The President again claimed - incorrectly - that Congress had already sent Puerto Rico $91 billion in aid, making the argument that Democrats were more concerned about helping people in a Caribbean territory than on the U.S. Mainland.
Congress has approved $41 billion for Puerto Rico, but the island has received just $13 billion in disaster relief from the Trump Administration.
"And now the Democrats are trying to hold up the money - from Georgia, from South Carolina, from Alabama, to Florida," Mr. Trump told reporters at the White House. "They're trying to hold it up. They're hurting Florida."
"They want to give Puerto Rico more money," said Mr. Trump of Democrats.
The House bill includes $600 million in food aid for the island.
House Republicans should not vote for the BAD DEMOCRAT Disaster Supplemental Bill which hurts our States, Farmers & Border Security.
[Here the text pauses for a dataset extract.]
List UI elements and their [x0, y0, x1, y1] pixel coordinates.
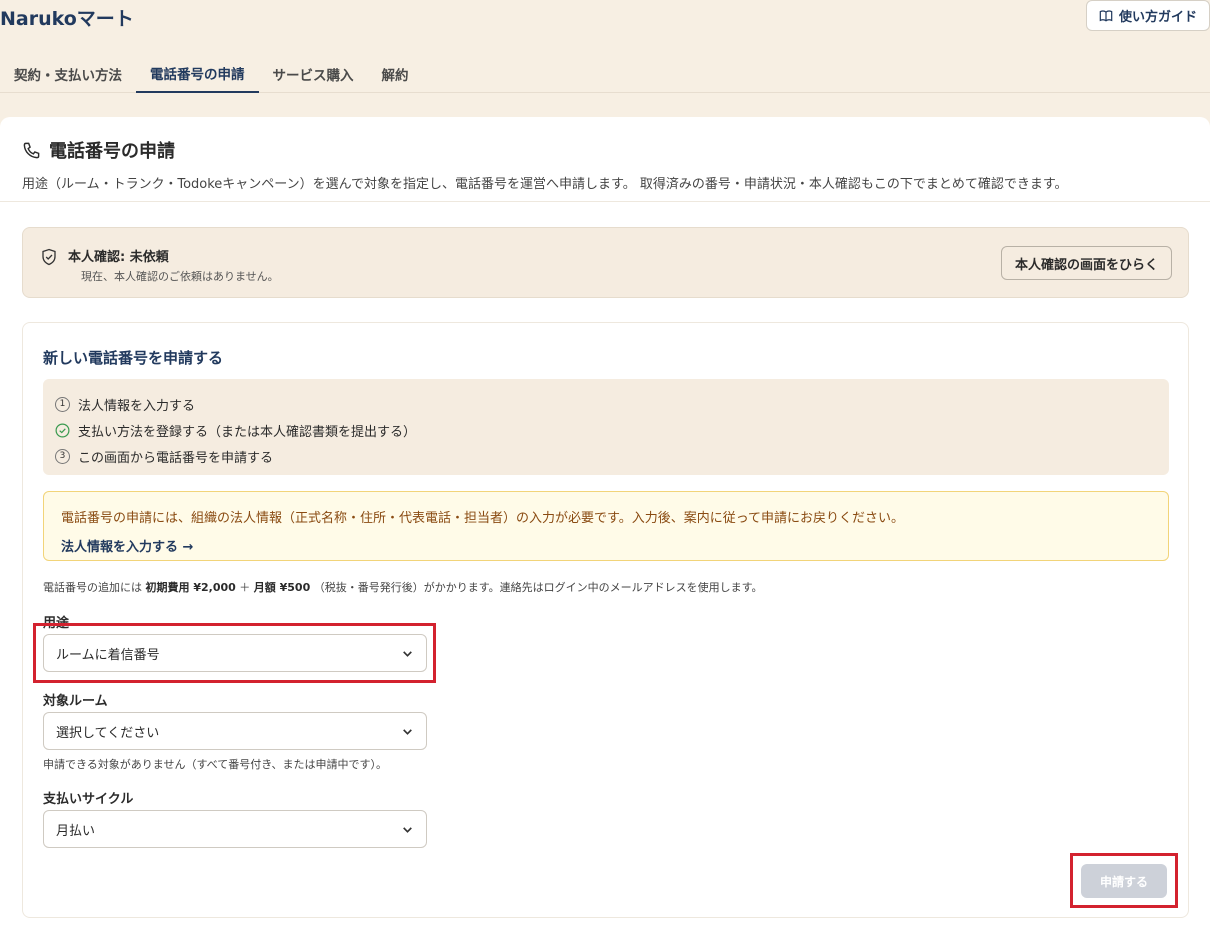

Up for vote tomorrow. We want to do much better than this. All sides keep working and send a good BILL for immediate signing!— Donald J. Trump (@realDonaldTrump) May 9, 2019
The President's call to oppose funding in the bill would put a number of GOP lawmakers on the spot - since the plan includes several hundred million dollars to rebuild Tyndall Air Force Base in Florida, as well as money to help farmers in Georgia, Florida, and the Carolinas who were devastated by Hurricane Michael.
The plan also includes money which would help the Army Corps of Engineers deal with levee breaches in the Midwest, and continue to aid people hit by wildfires in California.
While the President urged further negotiations, talks in the Senate have gone on for months with no resolution - mainly because of the President's opposition to any more money for Puerto Rico, and as Senators went home on Thursday, there was no indication that any breakthrough was near in talks on a disaster bill.
Sen. Richard Shelby (R-AL), the Chairman of the Senate Appropriations Committee, has been trying to forge a deal since the House approved a $14 billion disaster measure back in mid-January.
But he told reporters every day this week that a final agreement continued to be elusive.
"I think this has gone a long time - too long," Shelby told reporters.
His assessment on Thursday afternoon was a familiar one.
Richard Shelby’s daily update on the disaster relief bill: still stalled— Haley Byrd (@byrdinator) May 9, 2019
After waiting for weeks and weeks, House Democrats simply decided to pass a second disaster bill, in hopes it would create some momentum on a disaster deal.
"Use this bill to break the logjam in the Senate," said Rep. Kathy Castor (D-FL).
But with the President open calling for GOP lawmakers to oppose the House bill, it raised questions as to whether anything could get agreed to before lawmakers leave on a Memorial Day break.